Une interdiction historique pour préserver la santé des béninois
Le gouvernement du Bénin a lancé une offensive sans précédent contre l’usage des produits éclaircissants. Depuis le début du mois de mai, les crèmes, lotions et autres préparations destinées à modifier artificiellement la pigmentation cutanée sont désormais prohibées à la vente sur l’ensemble du territoire national. Cette décision s’inscrit dans une démarche proactive pour endiguer une pratique aux conséquences sanitaires de plus en plus alarmantes.

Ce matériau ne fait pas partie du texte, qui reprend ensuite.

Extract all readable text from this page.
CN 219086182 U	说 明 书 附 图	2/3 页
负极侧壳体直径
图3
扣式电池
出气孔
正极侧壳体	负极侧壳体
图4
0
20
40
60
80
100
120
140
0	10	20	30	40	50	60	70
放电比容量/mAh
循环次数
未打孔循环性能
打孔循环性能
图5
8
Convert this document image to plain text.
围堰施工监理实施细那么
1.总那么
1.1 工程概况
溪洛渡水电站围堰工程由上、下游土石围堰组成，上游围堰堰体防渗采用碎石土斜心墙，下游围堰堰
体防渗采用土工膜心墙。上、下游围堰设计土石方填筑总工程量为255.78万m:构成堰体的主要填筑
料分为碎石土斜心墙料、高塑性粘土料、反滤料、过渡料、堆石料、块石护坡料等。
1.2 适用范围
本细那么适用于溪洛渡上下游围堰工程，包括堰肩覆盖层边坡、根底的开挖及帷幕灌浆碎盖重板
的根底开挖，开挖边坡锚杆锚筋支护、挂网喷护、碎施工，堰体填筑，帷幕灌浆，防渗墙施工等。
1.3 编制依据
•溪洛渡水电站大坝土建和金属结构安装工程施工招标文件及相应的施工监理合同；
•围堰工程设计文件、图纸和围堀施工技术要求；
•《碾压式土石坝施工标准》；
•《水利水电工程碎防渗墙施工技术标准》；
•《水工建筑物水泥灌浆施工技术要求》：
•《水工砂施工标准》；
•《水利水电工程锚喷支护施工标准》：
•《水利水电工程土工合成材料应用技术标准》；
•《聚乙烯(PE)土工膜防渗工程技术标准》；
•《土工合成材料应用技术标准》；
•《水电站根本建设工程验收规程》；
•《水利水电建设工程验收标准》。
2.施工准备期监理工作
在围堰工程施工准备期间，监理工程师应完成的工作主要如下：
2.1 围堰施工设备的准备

L’éradication du « tchatcho », un impératif de santé publique
Au Bénin, la pratique du « tchatcho », soit l’éclaircissement de la peau à l’aide de produits cosmétiques, touche une frange significative de la population, toutes couches sociales confondues. Jusqu’alors, ces articles étaient distribués sans entrave, des marchés informels comme celui de Dantokpa aux plateformes numériques, en passant par les commerces de proximité.
Avec l’entrée en vigueur de cette interdiction, les autorités sanitaires, en partenariat avec les instances de régulation pharmaceutique, ont recensé une liste exhaustive de substances dangereuses. Des opérations de contrôle systématiques sont désormais déployées auprès des distributeurs, des grossistes aux revendeurs indépendants, afin de démanteler les réseaux d’approvisionnement souvent liés à la contrebande ou à des fabrications non réglementées.
Des risques sanitaires aux répercussions multiples
Les professionnels de la santé, et notamment les dermatologues, alertent depuis des années sur les dangers inhérents à ces produits. Les compositions fréquemment observées, telles que l’hydroquinone, les corticoïdes à haute dose ou encore le mercure, exposent les utilisateurs à des complications dermatologiques et systémiques d’une gravité préoccupante.
À court terme, les effets indésirables se manifestent par des irritations cutanées sévères, l’apparition de vergetures profondes, une atrophie de l’épiderme et une vulnérabilité accrue aux infections. Sur le long terme, les risques s’étendent à des pathologies plus graves : insuffisance rénale chronique, hypertension artérielle, perturbations métaboliques ou, dans certains cas, augmentation de la probabilité de développer des cancers cutanés.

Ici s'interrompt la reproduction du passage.